Background to this inspection
Updated
9 October 2018
We carried out this inspection under Section 60 of the Health and Social Care Act 2008 as part of our regulatory functions. This inspection checked whether the provider is meeting the legal requirements and regulations associated with the Health and Social Care Act 2008, to look at the overall quality of the service, and to provide a rating for the service under the Care Act 2014.
This was a comprehensive inspection carried out by an adult social care inspector. The inspection took place on 25 August 2018 and was announced. The registered provider was given 48 hours notice as we needed to be sure that someone would be available during our visit.
Prior to the inspection the registered provider had completed a provider information return (PIR). This is a form that asks the provider to give some key information about the service, what the service does well and any improvements they plan to make. We used this information to form part of our inspection planning document and throughout the inspection process.
We checked the information that we held about the service and the registered provider. This included statutory notifications sent to us by the registered manager about incidents and events that had occurred at the service. A notification is information about important events which the registered provider is required to send us by law.
Prior to the inspection we contacted the local authority quality monitoring team and local safeguarding teams who raised no concerns about the service.
We reviewed three care plan files including risk assessments, for staff recruitment and training files as well as records relating to the management of the service.
During the inspection we observed interactions between people and staff. People were able to give us brief comments in relation to the support they received. We also used their responses to the staff team to make a judgement on the quality of the support they received. We spoke with three support staff support staff, one senior support worker and the area manager.
Updated
9 October 2018
This inspection was undertaken on 25 August 2018 and was announced. At our last inspection we rated the service good.

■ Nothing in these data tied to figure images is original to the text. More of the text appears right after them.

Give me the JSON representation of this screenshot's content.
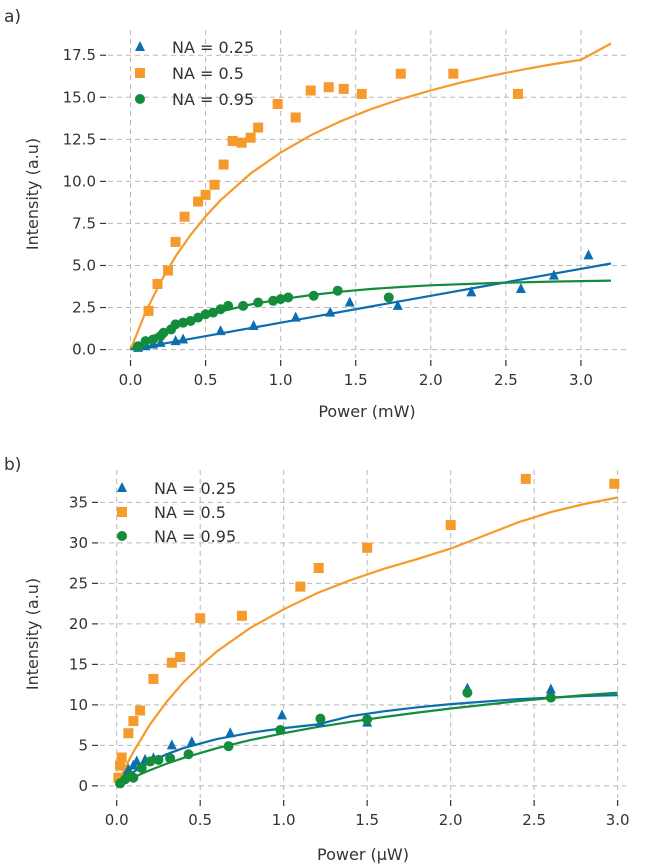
{
  "figure": {
    "background": "#ffffff"
  },
  "colors": {
    "na025": "#0C6DB1",
    "na05": "#F59A2B",
    "na095": "#138D3B",
    "grid": "#B8B8B8",
    "text": "#333333"
  },
  "chart_data": [
    {
      "type": "scatter",
      "panel_label": "a)",
      "xlabel": "Power (mW)",
      "ylabel": "Intensity (a.u)",
      "xlim": [
        -0.15,
        3.3
      ],
      "ylim": [
        -0.5,
        19.0
      ],
      "xticks": [
        0.0,
        0.5,
        1.0,
        1.5,
        2.0,
        2.5,
        3.0
      ],
      "xtick_labels": [
        "0.0",
        "0.5",
        "1.0",
        "1.5",
        "2.0",
        "2.5",
        "3.0"
      ],
      "yticks": [
        0.0,
        2.5,
        5.0,
        7.5,
        10.0,
        12.5,
        15.0,
        17.5
      ],
      "ytick_labels": [
        "0.0",
        "2.5",
        "5.0",
        "7.5",
        "10.0",
        "12.5",
        "15.0",
        "17.5"
      ],
      "grid": true,
      "legend_position": "top-left",
      "series": [
        {
          "name": "NA = 0.25",
          "marker": "triangle",
          "color": "#0C6DB1",
          "points": [
            [
              0.05,
              0.1
            ],
            [
              0.1,
              0.2
            ],
            [
              0.15,
              0.3
            ],
            [
              0.2,
              0.4
            ],
            [
              0.3,
              0.5
            ],
            [
              0.35,
              0.6
            ],
            [
              0.6,
              1.1
            ],
            [
              0.82,
              1.4
            ],
            [
              1.1,
              1.9
            ],
            [
              1.33,
              2.2
            ],
            [
              1.46,
              2.8
            ],
            [
              1.78,
              2.6
            ],
            [
              2.27,
              3.4
            ],
            [
              2.6,
              3.6
            ],
            [
              2.82,
              4.4
            ],
            [
              3.05,
              5.6
            ]
          ],
          "fit": [
            [
              0.0,
              0.0
            ],
            [
              0.4,
              0.64
            ],
            [
              0.8,
              1.28
            ],
            [
              1.2,
              1.92
            ],
            [
              1.6,
              2.56
            ],
            [
              2.0,
              3.2
            ],
            [
              2.4,
              3.84
            ],
            [
              2.8,
              4.48
            ],
            [
              3.2,
              5.12
            ]
          ]
        },
        {
          "name": "NA = 0.5",
          "marker": "square",
          "color": "#F59A2B",
          "points": [
            [
              0.12,
              2.3
            ],
            [
              0.18,
              3.9
            ],
            [
              0.25,
              4.7
            ],
            [
              0.3,
              6.4
            ],
            [
              0.36,
              7.9
            ],
            [
              0.45,
              8.8
            ],
            [
              0.5,
              9.2
            ],
            [
              0.56,
              9.8
            ],
            [
              0.62,
              11.0
            ],
            [
              0.68,
              12.4
            ],
            [
              0.74,
              12.3
            ],
            [
              0.8,
              12.6
            ],
            [
              0.85,
              13.2
            ],
            [
              0.98,
              14.6
            ],
            [
              1.1,
              13.8
            ],
            [
              1.2,
              15.4
            ],
            [
              1.32,
              15.6
            ],
            [
              1.42,
              15.5
            ],
            [
              1.54,
              15.2
            ],
            [
              1.8,
              16.4
            ],
            [
              2.15,
              16.4
            ],
            [
              2.58,
              15.2
            ]
          ],
          "fit": [
            [
              0.0,
              0.0
            ],
            [
              0.1,
              2.21
            ],
            [
              0.2,
              4.02
            ],
            [
              0.3,
              5.54
            ],
            [
              0.4,
              6.82
            ],
            [
              0.5,
              7.92
            ],
            [
              0.6,
              8.88
            ],
            [
              0.8,
              10.47
            ],
            [
              1.0,
              11.72
            ],
            [
              1.2,
              12.74
            ],
            [
              1.4,
              13.58
            ],
            [
              1.6,
              14.29
            ],
            [
              1.8,
              14.89
            ],
            [
              2.0,
              15.41
            ],
            [
              2.2,
              15.87
            ],
            [
              2.4,
              16.27
            ],
            [
              2.6,
              16.63
            ],
            [
              2.8,
              16.95
            ],
            [
              3.0,
              17.23
            ],
            [
              3.2,
              18.2
            ]
          ]
        },
        {
          "name": "NA = 0.95",
          "marker": "circle",
          "color": "#138D3B",
          "points": [
            [
              0.05,
              0.2
            ],
            [
              0.1,
              0.5
            ],
            [
              0.15,
              0.6
            ],
            [
              0.2,
              0.8
            ],
            [
              0.22,
              1.0
            ],
            [
              0.27,
              1.2
            ],
            [
              0.3,
              1.5
            ],
            [
              0.35,
              1.6
            ],
            [
              0.4,
              1.7
            ],
            [
              0.45,
              1.9
            ],
            [
              0.5,
              2.1
            ],
            [
              0.55,
              2.2
            ],
            [
              0.6,
              2.4
            ],
            [
              0.65,
              2.6
            ],
            [
              0.75,
              2.6
            ],
            [
              0.85,
              2.8
            ],
            [
              0.95,
              2.9
            ],
            [
              1.0,
              3.0
            ],
            [
              1.05,
              3.1
            ],
            [
              1.22,
              3.2
            ],
            [
              1.38,
              3.5
            ],
            [
              1.72,
              3.1
            ]
          ],
          "fit": [
            [
              0.0,
              0.0
            ],
            [
              0.1,
              0.56
            ],
            [
              0.2,
              1.02
            ],
            [
              0.3,
              1.41
            ],
            [
              0.4,
              1.74
            ],
            [
              0.5,
              2.03
            ],
            [
              0.6,
              2.27
            ],
            [
              0.8,
              2.68
            ],
            [
              1.0,
              2.99
            ],
            [
              1.2,
              3.24
            ],
            [
              1.4,
              3.44
            ],
            [
              1.6,
              3.6
            ],
            [
              1.8,
              3.72
            ],
            [
              2.0,
              3.82
            ],
            [
              2.4,
              3.95
            ],
            [
              2.8,
              4.04
            ],
            [
              3.2,
              4.1
            ]
          ]
        }
      ]
    },
    {
      "type": "scatter",
      "panel_label": "b)",
      "xlabel": "Power (µW)",
      "ylabel": "Intensity (a.u)",
      "xlim": [
        -0.1,
        3.05
      ],
      "ylim": [
        -1.5,
        39.0
      ],
      "xticks": [
        0.0,
        0.5,
        1.0,
        1.5,
        2.0,
        2.5,
        3.0
      ],
      "xtick_labels": [
        "0.0",
        "0.5",
        "1.0",
        "1.5",
        "2.0",
        "2.5",
        "3.0"
      ],
      "yticks": [
        0,
        5,
        10,
        15,
        20,
        25,
        30,
        35
      ],
      "ytick_labels": [
        "0",
        "5",
        "10",
        "15",
        "20",
        "25",
        "30",
        "35"
      ],
      "grid": true,
      "legend_position": "top-left",
      "series": [
        {
          "name": "NA = 0.25",
          "marker": "triangle",
          "color": "#0C6DB1",
          "points": [
            [
              0.02,
              0.5
            ],
            [
              0.05,
              1.2
            ],
            [
              0.07,
              2.0
            ],
            [
              0.1,
              2.5
            ],
            [
              0.12,
              3.0
            ],
            [
              0.17,
              3.2
            ],
            [
              0.22,
              3.4
            ],
            [
              0.33,
              5.0
            ],
            [
              0.45,
              5.4
            ],
            [
              0.68,
              6.5
            ],
            [
              0.99,
              8.7
            ],
            [
              1.22,
              7.8
            ],
            [
              1.5,
              7.8
            ],
            [
              2.1,
              12.0
            ],
            [
              2.6,
              11.9
            ]
          ],
          "fit": [
            [
              0.0,
              0.0
            ],
            [
              0.1,
              1.7
            ],
            [
              0.2,
              2.95
            ],
            [
              0.3,
              3.91
            ],
            [
              0.4,
              4.66
            ],
            [
              0.6,
              5.77
            ],
            [
              0.8,
              6.55
            ],
            [
              1.0,
              7.13
            ],
            [
              1.2,
              7.57
            ],
            [
              1.4,
              8.6
            ],
            [
              1.6,
              9.2
            ],
            [
              1.8,
              9.7
            ],
            [
              2.0,
              10.1
            ],
            [
              2.2,
              10.4
            ],
            [
              2.4,
              10.7
            ],
            [
              2.6,
              10.9
            ],
            [
              2.8,
              11.1
            ],
            [
              3.0,
              11.2
            ]
          ]
        },
        {
          "name": "NA = 0.5",
          "marker": "square",
          "color": "#F59A2B",
          "points": [
            [
              0.01,
              1.0
            ],
            [
              0.02,
              2.5
            ],
            [
              0.03,
              3.5
            ],
            [
              0.07,
              6.5
            ],
            [
              0.1,
              8.0
            ],
            [
              0.14,
              9.3
            ],
            [
              0.22,
              13.2
            ],
            [
              0.33,
              15.2
            ],
            [
              0.38,
              15.9
            ],
            [
              0.5,
              20.7
            ],
            [
              0.75,
              21.0
            ],
            [
              1.1,
              24.6
            ],
            [
              1.21,
              26.9
            ],
            [
              1.5,
              29.4
            ],
            [
              2.0,
              32.2
            ],
            [
              2.45,
              37.9
            ],
            [
              2.98,
              37.3
            ]
          ],
          "fit": [
            [
              0.0,
              0.0
            ],
            [
              0.05,
              2.2
            ],
            [
              0.1,
              4.2
            ],
            [
              0.2,
              7.6
            ],
            [
              0.3,
              10.4
            ],
            [
              0.4,
              12.8
            ],
            [
              0.5,
              14.8
            ],
            [
              0.6,
              16.6
            ],
            [
              0.8,
              19.5
            ],
            [
              1.0,
              21.8
            ],
            [
              1.2,
              23.8
            ],
            [
              1.4,
              25.4
            ],
            [
              1.6,
              26.8
            ],
            [
              1.8,
              28.0
            ],
            [
              2.0,
              29.3
            ],
            [
              2.2,
              30.9
            ],
            [
              2.4,
              32.5
            ],
            [
              2.6,
              33.8
            ],
            [
              2.8,
              34.8
            ],
            [
              3.0,
              35.6
            ]
          ]
        },
        {
          "name": "NA = 0.95",
          "marker": "circle",
          "color": "#138D3B",
          "points": [
            [
              0.02,
              0.3
            ],
            [
              0.05,
              0.8
            ],
            [
              0.08,
              1.3
            ],
            [
              0.1,
              1.0
            ],
            [
              0.15,
              2.2
            ],
            [
              0.2,
              3.0
            ],
            [
              0.25,
              3.2
            ],
            [
              0.32,
              3.4
            ],
            [
              0.43,
              3.9
            ],
            [
              0.67,
              4.9
            ],
            [
              0.98,
              6.9
            ],
            [
              1.22,
              8.3
            ],
            [
              1.5,
              8.2
            ],
            [
              2.1,
              11.5
            ],
            [
              2.6,
              10.9
            ]
          ],
          "fit": [
            [
              0.0,
              0.0
            ],
            [
              0.1,
              1.05
            ],
            [
              0.2,
              1.95
            ],
            [
              0.3,
              2.75
            ],
            [
              0.4,
              3.45
            ],
            [
              0.6,
              4.65
            ],
            [
              0.8,
              5.65
            ],
            [
              1.0,
              6.5
            ],
            [
              1.2,
              7.25
            ],
            [
              1.4,
              7.9
            ],
            [
              1.6,
              8.5
            ],
            [
              1.8,
              9.05
            ],
            [
              2.0,
              9.55
            ],
            [
              2.2,
              10.0
            ],
            [
              2.4,
              10.45
            ],
            [
              2.6,
              10.85
            ],
            [
              2.8,
              11.2
            ],
            [
              3.0,
              11.5
            ]
          ]
        }
      ]
    }
  ]
}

At this inspection we found the evidence continued to support the rating of good and there was no evidence or information from our inspection and ongoing monitoring that demonstrated serious risks or concerns. This inspection report is written in a shorter format because our overall rating of the service has not changed since our last inspection.
Creative Support (St Helens) is a supported living accommodation scheme which provides personal care to 10 vulnerable adults living within self-contained flats. The service is based within a residential area of Clock Face, St Helens.
This service provides care and support people living in a 'supported living' setting, so that they can live in their own home as independently as possible. People's care and housing are provided under separate contractual agreements. CQC does not regulate premises used for supported living; this inspection looked people's personal care and support.
The service has been developed and designed in line with the values that underpin the Registering the Right Support and of the best practice guidance. These values include choice, promotion of independence and inclusion. People with learning disabilities and autism using the service can live as ordinary a life as any citizen.
The service has a registered manager. A registered manager is a person who is registered with the Care Quality Commission to manage the service. Like registered providers they are 'registered persons'. Registered persons have a legal responsibility for meeting the requirements of the Health and Social Care Act 2008 and associated regulations about how the service is run.
Staff recruitment continue to be robust and this helped to ensure that only staff suitable to work with vulnerable people were employed. All staff had completed a comprehensive induction and had completed shadow shifts with experienced staff members before they loan worked. Staff at all completed mandatory training as well as additional training required for their role. Staff attended team meetings and had regular supervision. This meant that staff at the right knowledge and skills to support people.
Safeguarding policies and procedures were in place and staff had all received training. Staff demonstrated a good understanding of abuse and described clearly the processes to be followed in the event of a person being at risk of harm.
Medicines were ordered, stored, administered and disposed of in accordance with best practice guidelines. All staff had completed medicines training and had their competency regularly assessed. The registered provider had medicines policies and procedures in place. Staff consistently completed medicine administration records (MARs).
People were assessed prior to receiving support from the service. Information gained through assessment was used to create person centred risk assessments and care plans. These documents included clear guidance for staff about how a person was to be supported and how risk was to be mitigated. People and their relatives participated in regular reviews which ensured information remained up-to-date.
Staff had a good knowledge of people they supported and had developed positive relationships with them. People were offered choice and their independence was promoted. People were treated with kindness and patience by the staff team. We saw that people's privacy and dignity was respected by staff.
People were supported to participate in activities of their choice. People's food and drink needs were assessed and clear guidance was in place for staff to follow for these to be met. Records showed that people were offered choice and their specific dietary needs were met.
A complaint policy and procedure was readily available for people and their relatives. This was also available and easy read and pictorial formats. Relatives told us they felt confident about raising any concerns or complaints and thought they would be listened to.
The Care Quality Commission as required by law to monitor the operation of the Mental Capacity Act (MCA) 2005 and to report on what we find. We saw that the registered provider had policies and guidance in place for staff in relation to the MCA. Staff had received training in relation to the MCA and demonstrated a basic understanding of it.
The registered provider had effective quality monitoring systems in place that were consistently completed by the management team. Audit systems were regularly undertaken as part of the registered providers governance process. This meant areas for development and improvement were identified promptly and actions were completed within appropriate timescales.
The registered provider had policies and procedures in place to support the running of the service and offer guidance to staff. These were available and easy read and pictorial formats.